Neural networks are information processing systems patterned after the highly interconnected neural systems of the human brain. They are trained through examples rather than being programmed. The currently popular training algorithm, called back propagation, suffers from serious drawbacks such as lack of robustness, slow convergence, especially for large networks, and lack of reliability. Since neural network training is an optimization problem, this dissertation establishes the suitability of proven nonlinear optimization methods and the superiority of these methods over back propagation. Neural networks, by their nature of being able to generalize and resist noisy data, are particularly appropriate for pattern recognition problems. One prominent pattern recognition problem is the classification problem which assigns an observation, based on a set of attributes, to one of finite groups. For example, the classification problem is used in accepting or rejecting credit application based on an applicant's personal and financial data. This dissertation compares the performance, in terms of correct classifications, of neural networks against that of the traditional multidimensional discriminant analysis methods.

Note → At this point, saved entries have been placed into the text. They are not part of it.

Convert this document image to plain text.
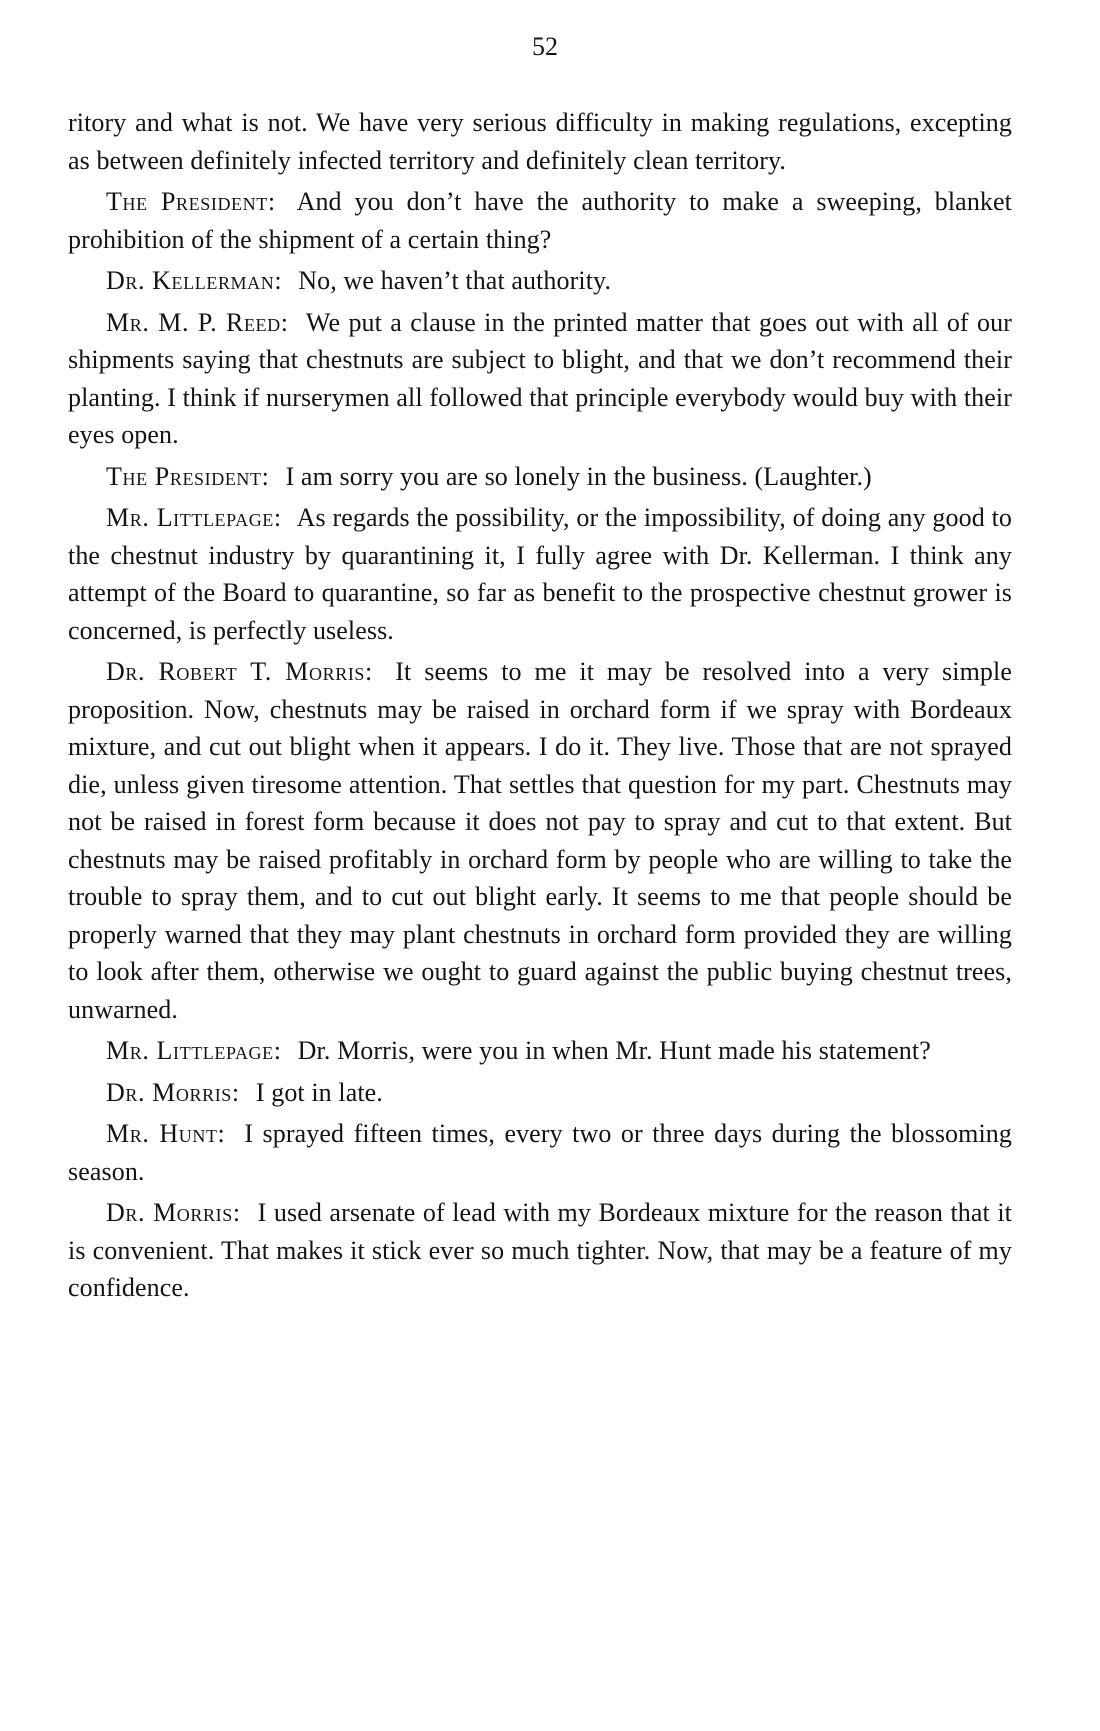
52

ritory and what is not. We have very serious difficulty in making regulations, excepting as between definitely infected territory and definitely clean territory.

The President: And you don’t have the authority to make a sweeping, blanket prohibition of the shipment of a certain thing?

Dr. Kellerman: No, we haven’t that authority.

Mr. M. P. Reed: We put a clause in the printed matter that goes out with all of our shipments saying that chestnuts are subject to blight, and that we don’t recommend their planting. I think if nurserymen all followed that principle everybody would buy with their eyes open.

The President: I am sorry you are so lonely in the business. (Laughter.)

Mr. Littlepage: As regards the possibility, or the impossibility, of doing any good to the chestnut industry by quarantining it, I fully agree with Dr. Kellerman. I think any attempt of the Board to quarantine, so far as benefit to the prospective chestnut grower is concerned, is perfectly useless.

Dr. Robert T. Morris: It seems to me it may be resolved into a very simple proposition. Now, chestnuts may be raised in orchard form if we spray with Bordeaux mixture, and cut out blight when it appears. I do it. They live. Those that are not sprayed die, unless given tiresome attention. That settles that question for my part. Chestnuts may not be raised in forest form because it does not pay to spray and cut to that extent. But chestnuts may be raised profitably in orchard form by people who are willing to take the trouble to spray them, and to cut out blight early. It seems to me that people should be properly warned that they may plant chestnuts in orchard form provided they are willing to look after them, otherwise we ought to guard against the public buying chestnut trees, unwarned.

Mr. Littlepage: Dr. Morris, were you in when Mr. Hunt made his statement?

Dr. Morris: I got in late.

Mr. Hunt: I sprayed fifteen times, every two or three days during the blossoming season.

Dr. Morris: I used arsenate of lead with my Bordeaux mixture for the reason that it is convenient. That makes it stick ever so much tighter. Now, that may be a feature of my confidence.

The results show that even under the perfect assumptions for the traditional methods, neural networks compared favorably. The question of how to design neural networks for classification is the next main topic of this dissertation. The issues investigated include sampling strategy and network architecture. Sampling strategy refers to the decisions on sample size, sample composition, and variance-covariance matrices of attributes. Network architecture refers to the number of nodes and the interconnections among the nodes in a network. A rigorous and extensive experiment was conducted to answer questions on these issues. Design principles based on these empirical results were established.